2. You don't say where in the experimental design space the 'control' factor settings reside. Are they within the experimental design space? Or outside? If outside, how far? If outside, what does your process knowledge tell you wrt to expected response values? If the responses are not what you would have expected proceed with caution adding the control responses since you may be in a different operating domain from the 160 run space.

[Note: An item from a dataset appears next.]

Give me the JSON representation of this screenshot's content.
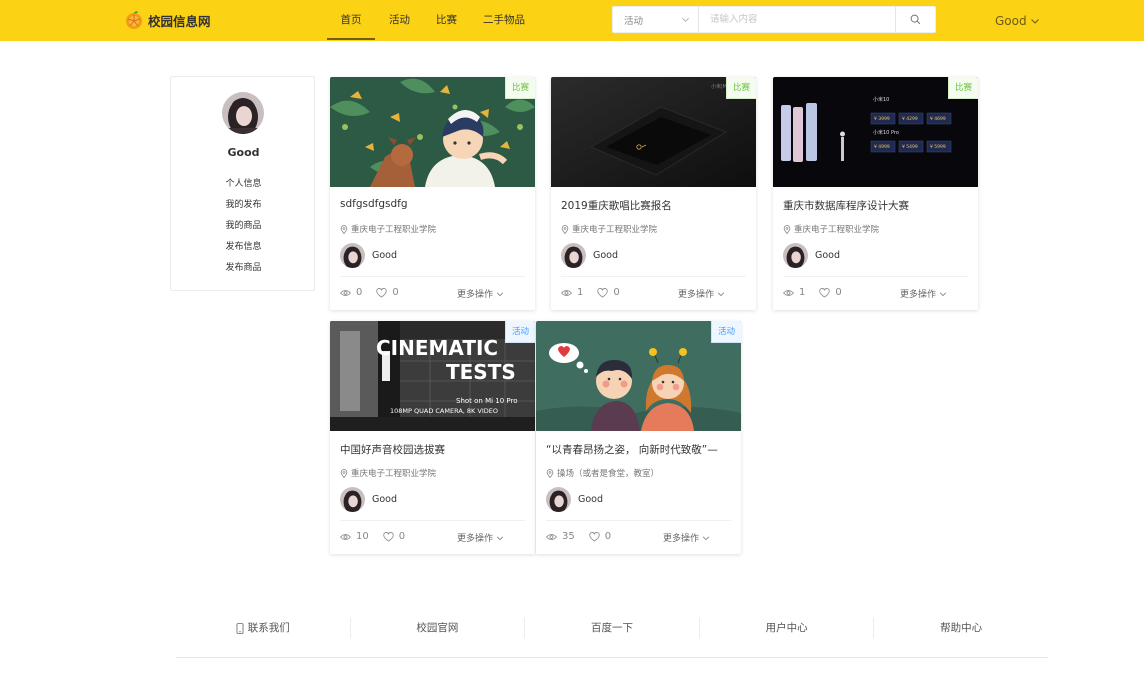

2.a. A bit of a related issue to the above...back in the day, we would include 'control' treatment combinations in an experimental execution event as a means to check if all the noise and nuisance variables in a system (experimental and measurement) were NOT unduly influencing the system in some untoward way that would cast suspicion on the meat of the experiment. How do the control results compare in this regard?

3. When all else fails, why not model with and without the control? Does your answer to the practical problem at hand change? If so, why do you think this is the case?

Re: DOE: more runs or balanced design?

Create two data tables, one is the original design and the other is the original design plus the control points. Of the two tables, the current data table will be the reference for the comparisons. Select DOE > Design Diagnostics > Compare Designs. Select the other table and click OK.

 

You will see all the usual design diagnostics for a side-by-side comparison.

 

Plus ideas from @statman and @P_Bartell ...

anne_sa
Level VI

Re: DOE: more runs or balanced design?

Thank you very much @statman , @P_Bartell , @Mark_Bailey for your inputs.

 

To give more details, the "control treatment" correspond to a well-know treatment (the treatment used by default). This treatment is within the experimental space.

Actually during the experiment two 96-well plates have  been used and since they were 160 runs, the experimenter decided to put this control treatment in some of the remaining wells (borders of the plates). The idea was to validate that the results of these runs were consistent with the usual results for this treatment, and to check that there were no unexpected effects.  No specific issue was detected based on these runs.

 

So if I understand correctly what you suggest, there is no major blocking point to include these runs in the analysis, but before I can compare the two designs with the Compare Design platform?